“It was the work of the same gang, but other members of it than you saw at the road house,” Carter added. “Their chief, or the director of these various steps, is certainly an infernally keen and farsighted knave. He not only discovered my identity and presence in Madison, but also has contrived to anticipate and balk my every important move. But I’ll finally get him and every mother’s son of them. We’ll not rest until we have run down the entire gang and——Ah, by Jove, that was Chick’s voice.”

They had been briefly talking in the bedroom, from which both hastened upon hearing the familiar voice, and they found Chick propped up against a chair, with his eyes open. He was responding rapidly to the stimulants given him, and he soon was able to clearly describe his encounter with the masked man.

Not until the following morning, however, being averse to discussing his suspicions in the presence of Vernon and the physician, and knowing that no further steps could be taken that night, did Carter express his views on the subject. He then was at breakfast with Patsy and Chick, the latter having entirely recovered from the effects of the drug.

“Your sudden collapse, Chick, and the sensations preceding it admit of only one explanation,” said Carter. “Your assailant was provided with a powerful storage battery, so ingeniously contrived and carried on his person that he could impart an overwhelming shock to an antagonist without incurring danger from the electric current.”

“That’s how I size it up,” Chick agreed. “The sensations were very convincing.”

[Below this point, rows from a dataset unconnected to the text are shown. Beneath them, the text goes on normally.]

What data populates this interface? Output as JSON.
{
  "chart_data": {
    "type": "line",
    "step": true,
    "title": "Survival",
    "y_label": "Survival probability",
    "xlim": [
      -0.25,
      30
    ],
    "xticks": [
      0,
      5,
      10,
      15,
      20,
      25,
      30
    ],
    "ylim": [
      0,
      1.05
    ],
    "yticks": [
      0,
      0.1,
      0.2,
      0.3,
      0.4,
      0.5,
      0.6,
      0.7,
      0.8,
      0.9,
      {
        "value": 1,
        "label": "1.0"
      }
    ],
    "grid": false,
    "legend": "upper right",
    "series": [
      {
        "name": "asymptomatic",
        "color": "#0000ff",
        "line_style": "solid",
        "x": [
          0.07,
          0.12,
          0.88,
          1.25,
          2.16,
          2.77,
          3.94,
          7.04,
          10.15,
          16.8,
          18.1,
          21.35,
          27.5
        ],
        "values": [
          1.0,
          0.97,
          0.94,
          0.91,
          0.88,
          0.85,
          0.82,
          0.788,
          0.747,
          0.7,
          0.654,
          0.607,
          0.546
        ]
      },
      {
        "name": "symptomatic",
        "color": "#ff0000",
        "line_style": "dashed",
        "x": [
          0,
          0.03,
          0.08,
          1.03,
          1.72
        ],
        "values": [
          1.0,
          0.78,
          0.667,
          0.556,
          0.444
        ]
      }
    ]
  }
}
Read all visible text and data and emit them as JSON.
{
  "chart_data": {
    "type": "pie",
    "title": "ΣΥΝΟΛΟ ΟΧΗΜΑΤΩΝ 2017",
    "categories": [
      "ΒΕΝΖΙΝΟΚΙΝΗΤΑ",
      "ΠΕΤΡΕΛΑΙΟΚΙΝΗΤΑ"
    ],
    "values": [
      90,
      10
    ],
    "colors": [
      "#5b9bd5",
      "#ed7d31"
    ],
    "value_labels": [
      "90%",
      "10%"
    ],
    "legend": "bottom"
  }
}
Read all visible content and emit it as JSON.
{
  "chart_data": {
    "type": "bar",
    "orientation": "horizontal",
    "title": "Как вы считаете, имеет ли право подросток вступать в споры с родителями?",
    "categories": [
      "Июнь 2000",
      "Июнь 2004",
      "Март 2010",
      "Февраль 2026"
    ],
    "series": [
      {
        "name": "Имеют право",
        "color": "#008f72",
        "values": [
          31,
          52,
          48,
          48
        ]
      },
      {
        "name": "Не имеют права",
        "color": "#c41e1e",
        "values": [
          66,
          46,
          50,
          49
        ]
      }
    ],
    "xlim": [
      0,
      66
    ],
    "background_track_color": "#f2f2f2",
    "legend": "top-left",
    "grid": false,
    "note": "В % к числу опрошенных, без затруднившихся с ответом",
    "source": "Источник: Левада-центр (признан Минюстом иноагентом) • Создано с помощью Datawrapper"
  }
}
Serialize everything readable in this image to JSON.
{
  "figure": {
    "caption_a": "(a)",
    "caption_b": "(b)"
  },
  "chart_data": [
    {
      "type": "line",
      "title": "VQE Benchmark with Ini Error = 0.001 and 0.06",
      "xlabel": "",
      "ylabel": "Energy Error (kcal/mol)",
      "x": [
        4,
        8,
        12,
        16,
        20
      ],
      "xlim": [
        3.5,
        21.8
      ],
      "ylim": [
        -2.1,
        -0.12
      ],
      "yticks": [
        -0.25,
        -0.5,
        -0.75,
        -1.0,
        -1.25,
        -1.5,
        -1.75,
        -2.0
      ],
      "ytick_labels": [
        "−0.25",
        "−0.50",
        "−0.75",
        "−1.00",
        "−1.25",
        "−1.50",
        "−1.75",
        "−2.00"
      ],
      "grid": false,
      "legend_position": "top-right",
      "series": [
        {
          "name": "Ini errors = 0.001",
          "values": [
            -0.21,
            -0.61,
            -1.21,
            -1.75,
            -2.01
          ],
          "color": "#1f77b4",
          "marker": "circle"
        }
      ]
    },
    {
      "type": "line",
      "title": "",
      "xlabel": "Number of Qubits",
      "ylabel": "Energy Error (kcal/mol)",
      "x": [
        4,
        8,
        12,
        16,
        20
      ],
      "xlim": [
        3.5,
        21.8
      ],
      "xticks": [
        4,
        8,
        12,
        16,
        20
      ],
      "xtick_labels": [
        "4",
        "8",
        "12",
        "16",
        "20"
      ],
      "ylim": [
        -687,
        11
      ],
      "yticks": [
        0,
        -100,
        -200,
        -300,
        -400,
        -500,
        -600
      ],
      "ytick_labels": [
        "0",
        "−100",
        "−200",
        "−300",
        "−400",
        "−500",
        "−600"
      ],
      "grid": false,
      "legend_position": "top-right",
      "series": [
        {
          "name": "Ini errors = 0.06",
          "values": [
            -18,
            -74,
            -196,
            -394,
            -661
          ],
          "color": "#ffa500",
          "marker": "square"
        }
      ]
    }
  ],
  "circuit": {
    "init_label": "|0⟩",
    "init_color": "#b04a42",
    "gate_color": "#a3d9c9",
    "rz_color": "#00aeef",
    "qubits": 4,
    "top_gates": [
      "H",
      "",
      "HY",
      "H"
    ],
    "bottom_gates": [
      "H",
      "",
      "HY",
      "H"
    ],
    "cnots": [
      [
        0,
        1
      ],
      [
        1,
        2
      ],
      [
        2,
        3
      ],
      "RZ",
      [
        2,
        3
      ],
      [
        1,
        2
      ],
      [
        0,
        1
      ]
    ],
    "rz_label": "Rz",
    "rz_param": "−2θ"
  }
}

“It could be accomplished with an ingenious arrangement of wires,” Carter added. “Having knocked you out, so to speak, and knowing you soon would throw off the effects of the brief shock, he immediately drugged you with a hypodermic injection, and then proceeded to deliberately do what I had sent you there to accomplish.”

“He got the best of me, all right,” Chick admitted.

“All this is very significant, however,” Carter said more earnestly. “The ingenuity displayed, this use of electricity, of drugs, of strange poisonous gas, with a knowledge how it can be administered so as to mysteriously cause death, as in Todd’s case, together with the similar circumstances in the remarkable robberies committed here, also in the cases of the four girls found unconscious in the hospital grounds—all evince a profound knowledge of such things, that of the one man by whom all of these crimes were devised and directed.”

“I agree with you,” Chick nodded, laying aside his napkin. “Only one man would probably be so well informed and knavishly original.”

“He is either a criminal genius or a madman whose perverted mind has turned to crime for profit and excitement. That man must be found, though we turn heaven and earth to discover his identity.”